The group, called Hikari no Wa (Circle of Rainbow Light) and led by former AUM spokesman Fumihiro Joyu, had offered the job to the 61-year-old whose wife died after being in a coma for years following the attack in Matsumoto, Nagano Prefecture.
"I want to look with my own eyes at what it is actually doing by going in there on my own," Kono said. "I wish to serve as a bridge for residents around (the group's facilities) who are concerned" about their presence.
Kono and four others including an academic and a Shinto priest will take the job that would involve probing into the group's workings through surveys and meetings with group members. The five can lodge complaints with authorities about unlawful or problematic activities.
On Monday, the Public Security Intelligence Agency sought to keep the splinter group as well as the main cult, which renamed itself Aleph in 2000, under state surveillance for three more years, asserting they remain under the strong influence of cult founder Shoko Asahara.

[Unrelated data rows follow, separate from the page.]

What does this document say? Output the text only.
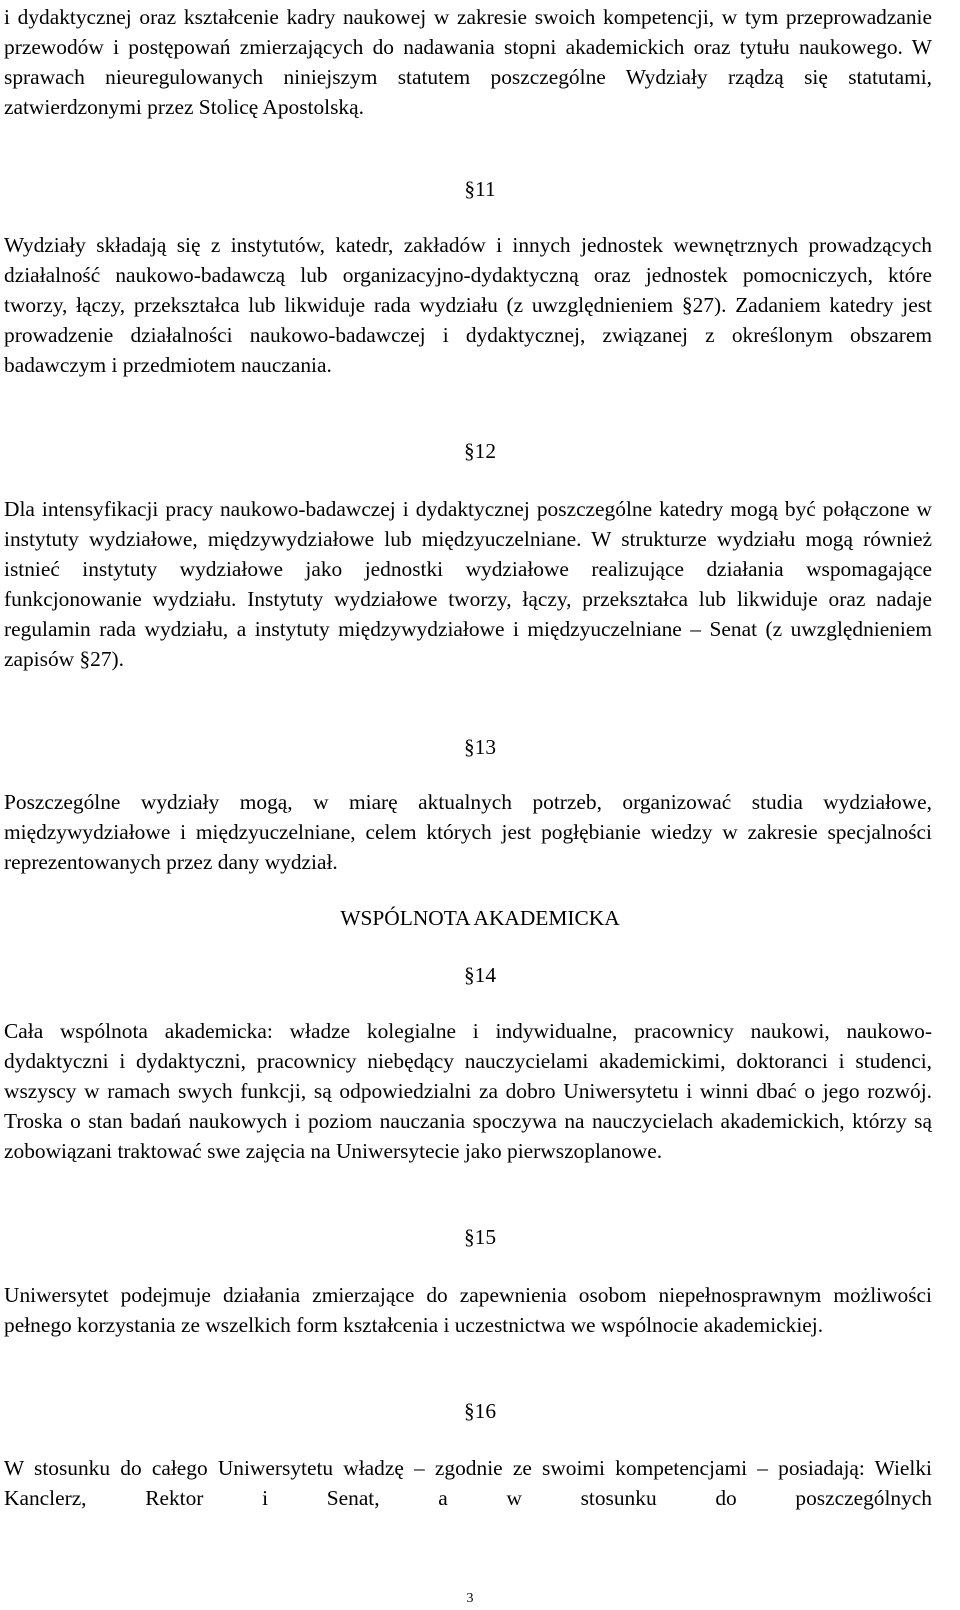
i dydaktycznej oraz kształcenie kadry naukowej w zakresie swoich kompetencji, w tym przeprowadzanie przewodów i postępowań zmierzających do nadawania stopni akademickich oraz tytułu naukowego. W sprawach nieuregulowanych niniejszym statutem poszczególne Wydziały rządzą się statutami, zatwierdzonymi przez Stolicę Apostolską.

§11

Wydziały składają się z instytutów, katedr, zakładów i innych jednostek wewnętrznych prowadzących działalność naukowo-badawczą lub organizacyjno-dydaktyczną oraz jednostek pomocniczych, które tworzy, łączy, przekształca lub likwiduje rada wydziału (z uwzględnieniem §27). Zadaniem katedry jest prowadzenie działalności naukowo-badawczej i dydaktycznej, związanej z określonym obszarem badawczym i przedmiotem nauczania.

§12

Dla intensyfikacji pracy naukowo-badawczej i dydaktycznej poszczególne katedry mogą być połączone w instytuty wydziałowe, międzywydziałowe lub międzyuczelniane. W strukturze wydziału mogą również istnieć instytuty wydziałowe jako jednostki wydziałowe realizujące działania wspomagające funkcjonowanie wydziału. Instytuty wydziałowe tworzy, łączy, przekształca lub likwiduje oraz nadaje regulamin rada wydziału, a instytuty międzywydziałowe i międzyuczelniane – Senat (z uwzględnieniem zapisów §27).

§13

Poszczególne wydziały mogą, w miarę aktualnych potrzeb, organizować studia wydziałowe, międzywydziałowe i międzyuczelniane, celem których jest pogłębianie wiedzy w zakresie specjalności reprezentowanych przez dany wydział.

WSPÓLNOTA AKADEMICKA
§14

Cała wspólnota akademicka: władze kolegialne i indywidualne, pracownicy naukowi, naukowo-dydaktyczni i dydaktyczni, pracownicy niebędący nauczycielami akademickimi, doktoranci i studenci, wszyscy w ramach swych funkcji, są odpowiedzialni za dobro Uniwersytetu i winni dbać o jego rozwój. Troska o stan badań naukowych i poziom nauczania spoczywa na nauczycielach akademickich, którzy są zobowiązani traktować swe zajęcia na Uniwersytecie jako pierwszoplanowe.

§15

Uniwersytet podejmuje działania zmierzające do zapewnienia osobom niepełnosprawnym możliwości pełnego korzystania ze wszelkich form kształcenia i uczestnictwa we wspólnocie akademickiej.

§16

W stosunku do całego Uniwersytetu władzę – zgodnie ze swoimi kompetencjami – posiadają: Wielki Kanclerz, Rektor i Senat, a w stosunku do poszczególnych

3
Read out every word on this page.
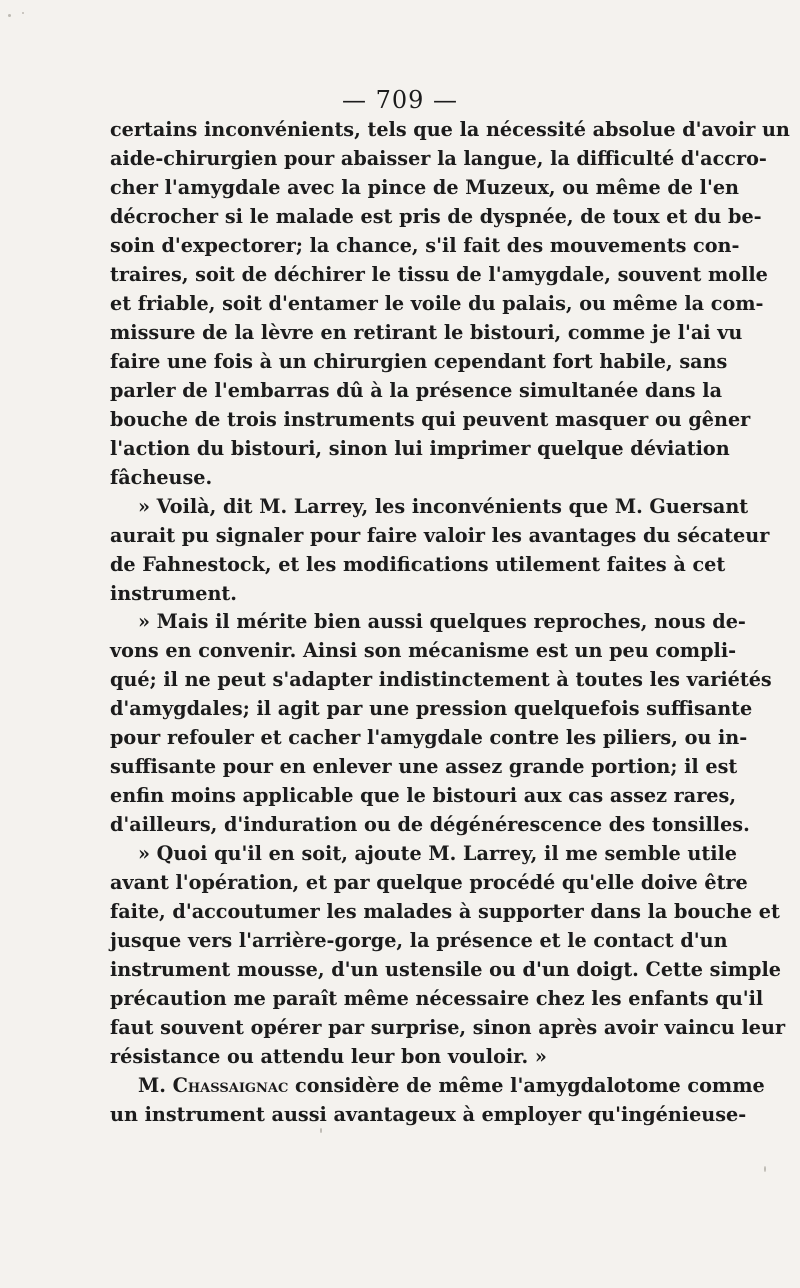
— 709 —
certains inconvénients, tels que la nécessité absolue d'avoir un
aide-chirurgien pour abaisser la langue, la difficulté d'accro-
cher l'amygdale avec la pince de Muzeux, ou même de l'en
décrocher si le malade est pris de dyspnée, de toux et du be-
soin d'expectorer; la chance, s'il fait des mouvements con-
traires, soit de déchirer le tissu de l'amygdale, souvent molle
et friable, soit d'entamer le voile du palais, ou même la com-
missure de la lèvre en retirant le bistouri, comme je l'ai vu
faire une fois à un chirurgien cependant fort habile, sans
parler de l'embarras dû à la présence simultanée dans la
bouche de trois instruments qui peuvent masquer ou gêner
l'action du bistouri, sinon lui imprimer quelque déviation
fâcheuse.
» Voilà, dit M. Larrey, les inconvénients que M. Guersant
aurait pu signaler pour faire valoir les avantages du sécateur
de Fahnestock, et les modifications utilement faites à cet
instrument.
» Mais il mérite bien aussi quelques reproches, nous de-
vons en convenir. Ainsi son mécanisme est un peu compli-
qué; il ne peut s'adapter indistinctement à toutes les variétés
d'amygdales; il agit par une pression quelquefois suffisante
pour refouler et cacher l'amygdale contre les piliers, ou in-
suffisante pour en enlever une assez grande portion; il est
enfin moins applicable que le bistouri aux cas assez rares,
d'ailleurs, d'induration ou de dégénérescence des tonsilles.
» Quoi qu'il en soit, ajoute M. Larrey, il me semble utile
avant l'opération, et par quelque procédé qu'elle doive être
faite, d'accoutumer les malades à supporter dans la bouche et
jusque vers l'arrière-gorge, la présence et le contact d'un
instrument mousse, d'un ustensile ou d'un doigt. Cette simple
précaution me paraît même nécessaire chez les enfants qu'il
faut souvent opérer par surprise, sinon après avoir vaincu leur
résistance ou attendu leur bon vouloir. »
M. Chassaignac considère de même l'amygdalotome comme
un instrument aussi avantageux à employer qu'ingénieuse-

Joyu's group has argued it does not need such surveillance, saying it will establish a panel of inspectors as a more effective way to monitor its activities.
Asahara, whose real name is Chizuo Matsumoto, was sentenced to death for masterminding a series of crimes, including the 1995 sarin gas attacks on the Tokyo subway system. While the ruling has been finalized, his execution has not yet been carried out.